International organisations are governed by a bewildering variety of voting rules, but at the core of most, the majority decides – albeit with the caveat in some of a potential veto by founders, or powers with unchallengeable strength.

UN Secretary-General António Guterres (right) and Peter Thomson (left), President of the 71st session of the General Assembly, with Chinese President Xi Jinping, during his visit to the UN Office at Geneva, January 2017 (Jean-Marc Ferré/United Nations Photo/Flickr)

In much of the 20th century, imperial Britain then the US were able to use their diplomatic domination to translate their bilateral supremacy – as the greatest source of aid, or arms, or trade, or other core voting determinants – into multilateral influence. In the 21st century, it is the PRC that is proving most capable of translating its intense bilateral efforts into international impregnability.

Thus for instance, Amnesty International in its current country report summarises the PRC’s human rights record as “marked by a systematic crackdown on dissent”, its justice system “plagued by unfair trials and torture and other ill-treatment in detention, information on its extensive use of the death penalty still a state secret, and “particularly severe” repression “under the guise of ‘anti-separatism’ or ‘counter-terrorism’” in Xinjiang and Tibet. And Human Rights Watch executive director Kenneth Roth has said in a recent essay on “China’s Global Threat to Human Rights” that “China’s government sees human rights as an existential threat. Its reaction could pose an existential threat to the rights of people worldwide.”

In contrast, the UN Human Rights Council praised China last year for the progress it had made on human rights over the past five years and the positive role it has played in advancing the human rights cause.

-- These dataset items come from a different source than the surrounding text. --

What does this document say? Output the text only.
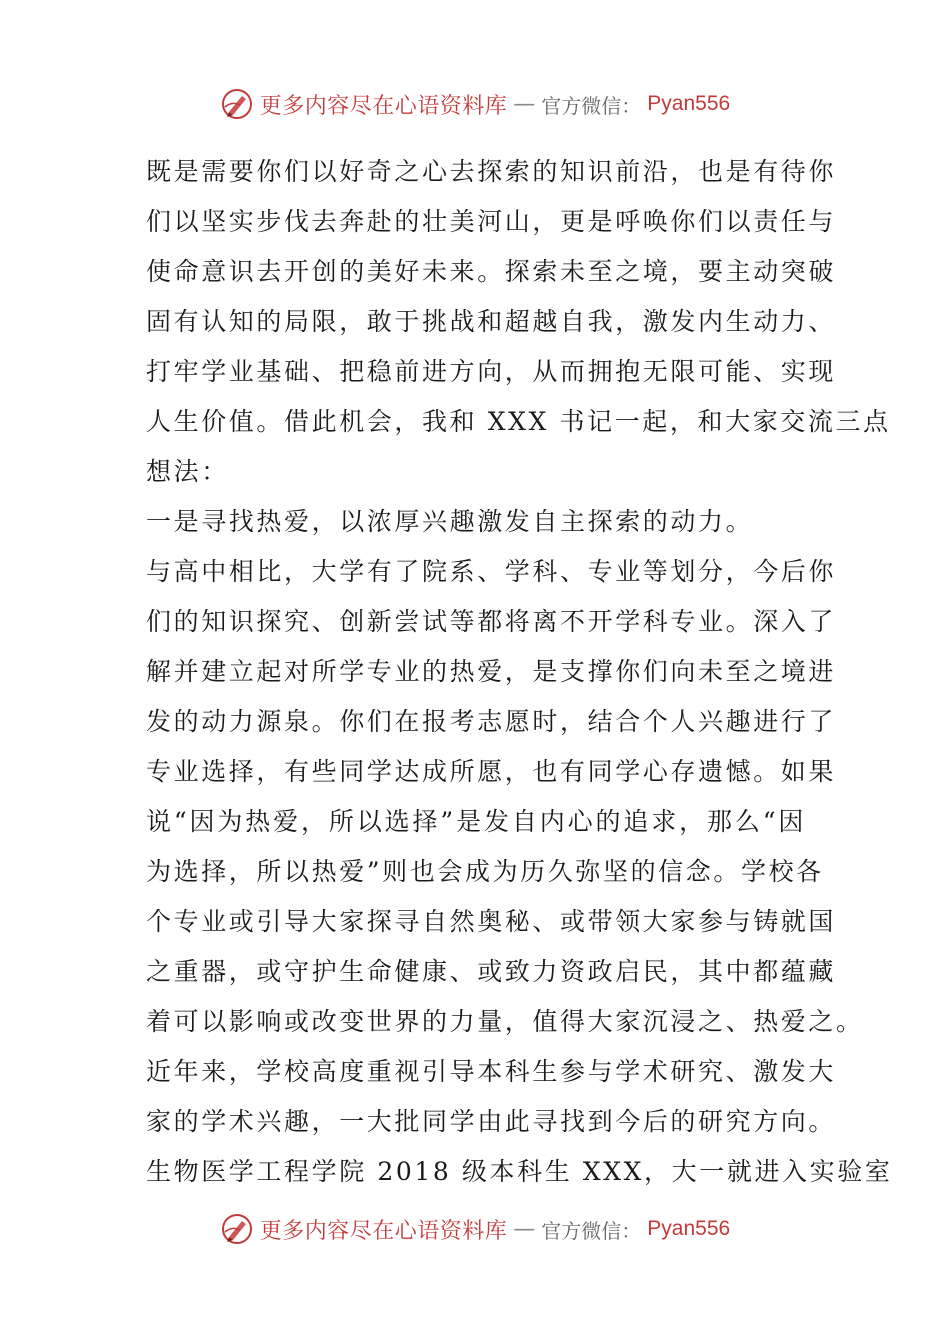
更多内容尽在心语资料库 — 官方微信： Pyan556
既是需要你们以好奇之心去探索的知识前沿，也是有待你
们以坚实步伐去奔赴的壮美河山，更是呼唤你们以责任与
使命意识去开创的美好未来。探索未至之境，要主动突破
固有认知的局限，敢于挑战和超越自我，激发内生动力、
打牢学业基础、把稳前进方向，从而拥抱无限可能、实现
人生价值。借此机会，我和 XXX 书记一起，和大家交流三点
想法：
一是寻找热爱，以浓厚兴趣激发自主探索的动力。
与高中相比，大学有了院系、学科、专业等划分，今后你
们的知识探究、创新尝试等都将离不开学科专业。深入了
解并建立起对所学专业的热爱，是支撑你们向未至之境进
发的动力源泉。你们在报考志愿时，结合个人兴趣进行了
专业选择，有些同学达成所愿，也有同学心存遗憾。如果
说“因为热爱，所以选择”是发自内心的追求，那么“因
为选择，所以热爱”则也会成为历久弥坚的信念。学校各
个专业或引导大家探寻自然奥秘、或带领大家参与铸就国
之重器，或守护生命健康、或致力资政启民，其中都蕴藏
着可以影响或改变世界的力量，值得大家沉浸之、热爱之。
近年来，学校高度重视引导本科生参与学术研究、激发大
家的学术兴趣，一大批同学由此寻找到今后的研究方向。
生物医学工程学院 2018 级本科生 XXX，大一就进入实验室
更多内容尽在心语资料库 — 官方微信： Pyan556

Wilfred Chan concluded, for the American publication The Nation, that  “the WHO has never operated free from state interests”.

Like other international agencies founded under the UN in the wake of the Second World War, he wrote, the agency originated as a tool of the 20th century US-led world order, and he cited a 1954 speech made by Republican Representative Frances P. Bolton on the anniversary of the agency’s founding: “In our global struggle against communism, one of our principal endeavours is to keep the free world strong. Disease breeds poverty and poverty breeds further disease. International communism thrives on both.”

Health was thus perceived in the 20th century, Chan commented, as a means to a geopolitical end. The 21st century appears little different. Same means, just different geopolitical ends.